The Varian Disaster – (Clades Variana) 9AD
Commanded XVII, XVIII, XIX Legions at Battle of Teutoberger Wald – Known to Romans as the Varian Disaster after which the Empire never again made serious efforts to conquer the area now known as Germany.
A lawyer by training, Varus governed Africa and Syria before being sent to Germany. The Consul was known for cruelty – in those times enough to make one shudder, high taxes and suppression of a revolt in Judea after the death of Herod – crucifiction , normal punishment, was used liberally. “…Varus returned to Rome. Later, one of his enemies, the author Velleius Paterculus, was to state in his Roman History that Varus had arrived as a poor man in rich Syria, and had left an impoverished province as a rich man. Note This is unlikely; Varus belonged to the highest elite of the empire and cannot have been poor.”
Sent to Germany by Augustus Caesar to extirpate hostile tribes and to prepare northern Germany for colonization, Varus did not appreciate the danger he faced from the Germans, most notably the Cherusci, ruled by a nominal German ally, Arminius who had been taken hostage as his tribe’s peace guarantee and educated in Rome.
The initial force dispatched to the Rhine was quite large: 13 Legions, in all close to 100,000 troops. The German tribes would have been hard pressed with these numbers. Fortunately for them Bellum Batonianum – the Great Illyrian Revolt took four years to subdue and absorbed the better part of the Roman army. Illyria corresponds to present day countries of Albania, Kosovo, Montenegro, Serbia, Bosnia and Herzegovina; Croatia. As a result The group attacking Germany was cut to three legions, the XVII (17th),XVIII (18th) and the XIX (19th) numbering 20,000 plus technical troops and hangers on say up to 25,000.
In September of 9 AD while preparing to move to winter quarters Varus was unaware that Arminius of the Cherusci – also known as Herman The Cherusker, was plotting an ambush on favorable ground, scheming how to get the Romans to a favorable site in the Teutoburger Forest.
On the march south from present day Xanten to winter quarters at Mogontiacum ( Mainz), Varus received news from Arminius that he (and allied German troops) were under attack to the northwest; despite advice to the contrary from those who did sense a trap, Varus marched to help his ‘ally’; was ambushed in the Teutoburger Forest at present day Kalkreise north of Osnabruck in swampy forested terrain preventing any Roman ability to maneover.

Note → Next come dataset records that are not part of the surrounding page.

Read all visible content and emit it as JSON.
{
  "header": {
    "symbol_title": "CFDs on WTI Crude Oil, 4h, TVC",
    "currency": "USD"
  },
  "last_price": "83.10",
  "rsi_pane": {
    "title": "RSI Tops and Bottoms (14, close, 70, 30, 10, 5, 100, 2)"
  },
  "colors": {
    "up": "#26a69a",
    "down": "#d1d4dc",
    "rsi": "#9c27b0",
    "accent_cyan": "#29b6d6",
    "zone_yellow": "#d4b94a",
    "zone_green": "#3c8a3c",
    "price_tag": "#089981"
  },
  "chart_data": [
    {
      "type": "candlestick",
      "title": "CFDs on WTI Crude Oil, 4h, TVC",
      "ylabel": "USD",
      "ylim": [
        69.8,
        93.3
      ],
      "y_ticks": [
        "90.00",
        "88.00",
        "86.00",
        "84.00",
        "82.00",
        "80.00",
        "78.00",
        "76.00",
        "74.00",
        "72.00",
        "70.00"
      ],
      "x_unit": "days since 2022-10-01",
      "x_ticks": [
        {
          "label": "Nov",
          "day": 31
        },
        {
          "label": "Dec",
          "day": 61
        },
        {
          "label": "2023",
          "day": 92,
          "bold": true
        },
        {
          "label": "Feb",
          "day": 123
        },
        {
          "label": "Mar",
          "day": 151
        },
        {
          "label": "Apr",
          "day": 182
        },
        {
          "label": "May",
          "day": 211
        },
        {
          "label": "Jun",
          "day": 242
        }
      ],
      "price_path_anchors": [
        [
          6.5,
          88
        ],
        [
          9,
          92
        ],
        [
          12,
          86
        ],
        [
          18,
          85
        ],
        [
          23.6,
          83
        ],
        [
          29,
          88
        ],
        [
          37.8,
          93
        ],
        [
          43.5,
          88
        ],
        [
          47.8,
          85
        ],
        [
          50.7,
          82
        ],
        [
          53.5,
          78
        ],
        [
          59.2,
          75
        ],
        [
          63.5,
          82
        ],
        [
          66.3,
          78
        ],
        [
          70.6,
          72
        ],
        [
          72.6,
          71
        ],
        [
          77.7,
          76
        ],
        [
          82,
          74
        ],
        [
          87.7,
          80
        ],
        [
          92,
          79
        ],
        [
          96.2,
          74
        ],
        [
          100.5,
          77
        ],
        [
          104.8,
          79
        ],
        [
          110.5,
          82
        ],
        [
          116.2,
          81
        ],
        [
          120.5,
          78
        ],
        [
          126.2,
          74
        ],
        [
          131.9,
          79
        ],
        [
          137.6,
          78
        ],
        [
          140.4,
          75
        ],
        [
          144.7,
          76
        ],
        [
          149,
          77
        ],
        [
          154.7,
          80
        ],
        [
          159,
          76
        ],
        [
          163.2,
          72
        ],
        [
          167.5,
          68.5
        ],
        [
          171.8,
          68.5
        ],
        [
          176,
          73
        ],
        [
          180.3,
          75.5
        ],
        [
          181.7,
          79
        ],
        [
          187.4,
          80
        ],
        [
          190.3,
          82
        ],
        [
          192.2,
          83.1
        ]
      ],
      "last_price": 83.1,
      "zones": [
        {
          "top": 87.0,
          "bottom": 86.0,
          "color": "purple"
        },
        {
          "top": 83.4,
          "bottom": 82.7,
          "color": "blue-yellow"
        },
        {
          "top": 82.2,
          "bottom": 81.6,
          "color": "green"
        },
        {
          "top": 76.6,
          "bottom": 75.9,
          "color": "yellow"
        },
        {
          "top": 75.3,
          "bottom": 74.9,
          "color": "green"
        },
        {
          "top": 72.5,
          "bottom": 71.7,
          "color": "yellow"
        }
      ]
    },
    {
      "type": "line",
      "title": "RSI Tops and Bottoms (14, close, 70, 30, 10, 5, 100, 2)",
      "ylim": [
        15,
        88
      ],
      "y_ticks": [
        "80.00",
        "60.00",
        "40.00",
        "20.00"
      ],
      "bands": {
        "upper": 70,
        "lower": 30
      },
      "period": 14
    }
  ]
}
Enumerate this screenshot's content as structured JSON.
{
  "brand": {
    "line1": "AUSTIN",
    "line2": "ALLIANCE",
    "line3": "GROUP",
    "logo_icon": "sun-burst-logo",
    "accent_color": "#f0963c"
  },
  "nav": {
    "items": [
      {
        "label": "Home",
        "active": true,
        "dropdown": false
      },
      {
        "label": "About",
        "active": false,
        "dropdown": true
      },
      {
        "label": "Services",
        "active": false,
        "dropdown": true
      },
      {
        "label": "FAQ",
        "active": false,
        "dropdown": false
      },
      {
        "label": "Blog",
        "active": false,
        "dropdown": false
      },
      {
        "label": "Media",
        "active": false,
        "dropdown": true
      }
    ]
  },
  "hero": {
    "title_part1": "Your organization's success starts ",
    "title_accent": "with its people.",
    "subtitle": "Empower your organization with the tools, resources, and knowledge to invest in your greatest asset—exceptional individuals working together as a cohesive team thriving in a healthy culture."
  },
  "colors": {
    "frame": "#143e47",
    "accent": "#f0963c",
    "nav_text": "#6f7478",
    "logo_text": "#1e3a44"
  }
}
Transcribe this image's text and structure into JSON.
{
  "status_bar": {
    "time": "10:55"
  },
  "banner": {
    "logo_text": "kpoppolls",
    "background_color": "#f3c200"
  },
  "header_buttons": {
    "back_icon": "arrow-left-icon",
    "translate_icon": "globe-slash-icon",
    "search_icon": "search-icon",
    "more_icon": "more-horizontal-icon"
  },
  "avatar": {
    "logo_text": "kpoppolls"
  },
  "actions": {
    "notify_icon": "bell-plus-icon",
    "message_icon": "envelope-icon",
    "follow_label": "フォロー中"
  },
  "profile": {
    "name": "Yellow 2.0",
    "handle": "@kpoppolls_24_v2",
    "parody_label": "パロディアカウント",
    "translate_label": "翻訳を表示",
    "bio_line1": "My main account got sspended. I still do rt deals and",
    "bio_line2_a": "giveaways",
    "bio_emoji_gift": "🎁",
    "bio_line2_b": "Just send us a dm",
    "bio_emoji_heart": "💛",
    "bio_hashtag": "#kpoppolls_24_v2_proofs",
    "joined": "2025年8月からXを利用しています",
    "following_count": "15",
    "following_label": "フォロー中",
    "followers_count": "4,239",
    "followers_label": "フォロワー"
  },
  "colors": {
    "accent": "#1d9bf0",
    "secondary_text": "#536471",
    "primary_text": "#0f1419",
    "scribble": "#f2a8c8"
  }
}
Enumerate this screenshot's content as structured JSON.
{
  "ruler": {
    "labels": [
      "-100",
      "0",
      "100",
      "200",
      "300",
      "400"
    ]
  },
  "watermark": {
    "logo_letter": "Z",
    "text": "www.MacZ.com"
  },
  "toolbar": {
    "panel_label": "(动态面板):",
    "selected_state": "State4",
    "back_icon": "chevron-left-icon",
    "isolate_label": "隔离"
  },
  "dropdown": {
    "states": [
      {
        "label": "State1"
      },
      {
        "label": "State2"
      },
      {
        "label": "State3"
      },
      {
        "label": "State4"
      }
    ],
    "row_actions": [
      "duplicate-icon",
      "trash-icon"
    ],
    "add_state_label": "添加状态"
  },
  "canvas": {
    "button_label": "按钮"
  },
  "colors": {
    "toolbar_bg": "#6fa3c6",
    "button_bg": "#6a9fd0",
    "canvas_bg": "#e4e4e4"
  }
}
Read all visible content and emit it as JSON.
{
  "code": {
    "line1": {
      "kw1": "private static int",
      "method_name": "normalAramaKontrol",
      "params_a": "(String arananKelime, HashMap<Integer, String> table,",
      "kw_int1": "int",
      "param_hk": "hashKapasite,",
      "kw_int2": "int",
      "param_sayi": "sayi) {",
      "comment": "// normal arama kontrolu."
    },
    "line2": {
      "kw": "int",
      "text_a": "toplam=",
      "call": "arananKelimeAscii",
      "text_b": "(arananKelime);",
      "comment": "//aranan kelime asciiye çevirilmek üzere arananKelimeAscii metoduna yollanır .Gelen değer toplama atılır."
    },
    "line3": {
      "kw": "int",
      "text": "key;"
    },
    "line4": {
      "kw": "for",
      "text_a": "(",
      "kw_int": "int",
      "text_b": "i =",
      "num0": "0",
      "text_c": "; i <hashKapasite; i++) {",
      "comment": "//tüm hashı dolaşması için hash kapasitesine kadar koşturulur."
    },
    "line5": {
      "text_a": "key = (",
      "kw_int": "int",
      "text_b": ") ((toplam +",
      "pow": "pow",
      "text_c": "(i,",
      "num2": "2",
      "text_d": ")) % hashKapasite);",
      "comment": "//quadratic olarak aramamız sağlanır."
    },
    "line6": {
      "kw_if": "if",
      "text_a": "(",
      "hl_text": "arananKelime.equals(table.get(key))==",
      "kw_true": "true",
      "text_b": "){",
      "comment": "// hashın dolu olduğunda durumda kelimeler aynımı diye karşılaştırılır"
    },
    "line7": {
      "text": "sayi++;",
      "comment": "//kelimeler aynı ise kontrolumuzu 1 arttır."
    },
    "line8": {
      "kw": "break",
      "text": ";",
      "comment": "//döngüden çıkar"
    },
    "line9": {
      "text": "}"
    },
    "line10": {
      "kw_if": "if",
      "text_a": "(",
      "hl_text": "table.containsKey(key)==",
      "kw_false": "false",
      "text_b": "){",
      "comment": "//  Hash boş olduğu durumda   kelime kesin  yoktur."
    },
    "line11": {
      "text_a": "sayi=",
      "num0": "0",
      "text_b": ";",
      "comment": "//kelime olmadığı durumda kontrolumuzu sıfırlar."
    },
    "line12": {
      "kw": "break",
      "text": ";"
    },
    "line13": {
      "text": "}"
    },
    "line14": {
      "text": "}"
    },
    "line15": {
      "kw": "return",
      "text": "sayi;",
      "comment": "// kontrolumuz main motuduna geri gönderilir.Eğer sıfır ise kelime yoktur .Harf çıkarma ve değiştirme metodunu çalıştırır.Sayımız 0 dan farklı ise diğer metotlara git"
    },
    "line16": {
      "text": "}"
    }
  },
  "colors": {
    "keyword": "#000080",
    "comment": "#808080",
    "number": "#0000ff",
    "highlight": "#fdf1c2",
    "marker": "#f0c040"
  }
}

Arminius chose the spot with care.
Attacks began in the rear and sides, wagon trains and other impedimenta paralyzing the middle of strung out legions herding them to a final killing ground picked out by Arminius for the reckoning. Like cattle, XVII, XVIII and XIX Legions were slaughtered almost to a man in a running four day battle that ended at Kalkriese Hill near modern day Osnabruck. Varus committed suicide after hiding all his chests of valuables- booty not yet found. His body was identified by the Germans, who cut off the Roman’s head and sent it to Maroboduus, hoping that he would join the general insurrection. However, he refused, and sent Varus’ remains to Rome. Augustus buried the head in the mausoleum of his own family.
News of the disaster stunned Augustus. The devastated emperor was heard to utter for the rest of his life, “Quintili Vari, Legiones Redde” Quintil1ius Varus, give me back my legions!
What might have happened had there been a Pax Romana in Germany?